Structure of hexagonal turkey egg-white lysozyme at 1.65Å resolution

The structure of hexagonal turkey egg-white lysozyme (TEWL) has been determined and refined at 1.65 Å resolution. The crystals were grown from a 150 mM potassium thiocyanate solution at pH 4.5 and belong to space group P6₁22 with unit-cell dimensions a = b = 70.96, c = 83.01 Å α = β = 90, γ = 120°. The crystals were isomorphous with those of hexagonal pH 8.0 TEWL. The coordinates of PDB entry code 3LZ2 were therefore used as the initial model and subjected to rigid-body refinement, simulated annealing and least-squares refinement to a final residual of 0.20. The root-mean-square deviations from the ideal bond distances and angles were 0.016 Å and 2.2°, respectively.
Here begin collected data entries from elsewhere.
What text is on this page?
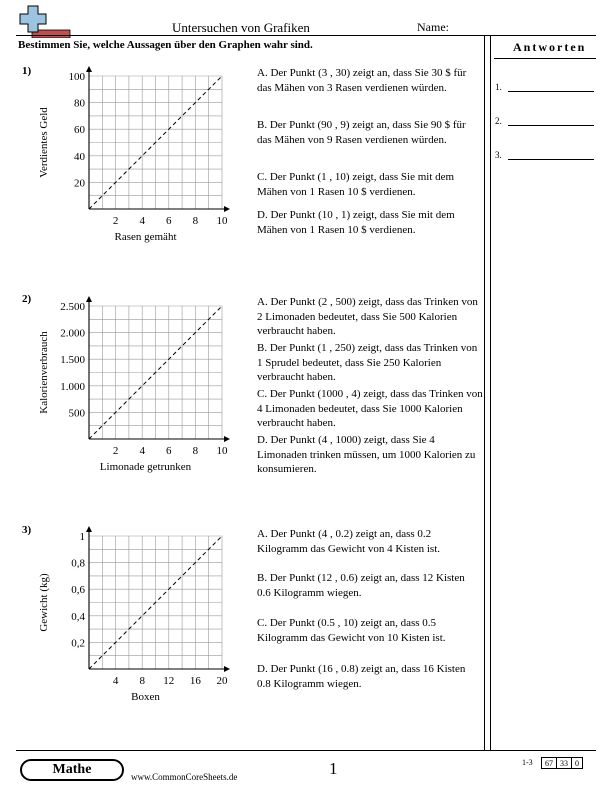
Untersuchen von Grafiken	Name:
Bestimmen Sie, welche Aussagen über den Graphen wahr sind.	Antworten
1.
2.
3.
1)
2 4 6 8 10
20
40
60
80
100
Rasen gemäht
Verdientes Geld
A. Der Punkt (3 , 30) zeigt an, dass Sie 30 $ für das Mähen von 3 Rasen verdienen würden.
B. Der Punkt (90 , 9) zeigt an, dass Sie 90 $ für das Mähen von 9 Rasen verdienen würden.
C. Der Punkt (1 , 10) zeigt, dass Sie mit dem Mähen von 1 Rasen 10 $ verdienen.
D. Der Punkt (10 , 1) zeigt, dass Sie mit dem Mähen von 1 Rasen 10 $ verdienen.
2)
2 4 6 8 10
500
1.000
1.500
2.000
2.500
Limonade getrunken
Kalorienverbrauch
A. Der Punkt (2 , 500) zeigt, dass das Trinken von 2 Limonaden bedeutet, dass Sie 500 Kalorien verbraucht haben.
B. Der Punkt (1 , 250) zeigt, dass das Trinken von 1 Sprudel bedeutet, dass Sie 250 Kalorien verbraucht haben.
C. Der Punkt (1000 , 4) zeigt, dass das Trinken von 4 Limonaden bedeutet, dass Sie 1000 Kalorien verbraucht haben.
D. Der Punkt (4 , 1000) zeigt, dass Sie 4 Limonaden trinken müssen, um 1000 Kalorien zu konsumieren.
3)
4 8 12 16 20
0,2
0,4
0,6
0,8
1
Boxen
Gewicht (kg)
A. Der Punkt (4 , 0.2) zeigt an, dass 0.2 Kilogramm das Gewicht von 4 Kisten ist.
B. Der Punkt (12 , 0.6) zeigt an, dass 12 Kisten 0.6 Kilogramm wiegen.
C. Der Punkt (0.5 , 10) zeigt an, dass 0.5 Kilogramm das Gewicht von 10 Kisten ist.
D. Der Punkt (16 , 0.8) zeigt an, dass 16 Kisten 0.8 Kilogramm wiegen.
Mathe	www.CommonCoreSheets.de	1	1-3 67	33	0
During the refinement, 86 water molecules and one thiocyanate ion were located in the structure. The thiocyanate ion lies close to the interface between two symmetry-related molecules. The S atom of the ion forms two direct intermolecular contacts with Argl4 and interacts indirectly via a network of water molecules to Arg5 of a symmetry-related molecule. The structure provides direct evidence for the mode of thiocyanate binding to arginine residues and suggests a possible mechanism for the efficiency of thiocyanate in crystallizing basic proteins.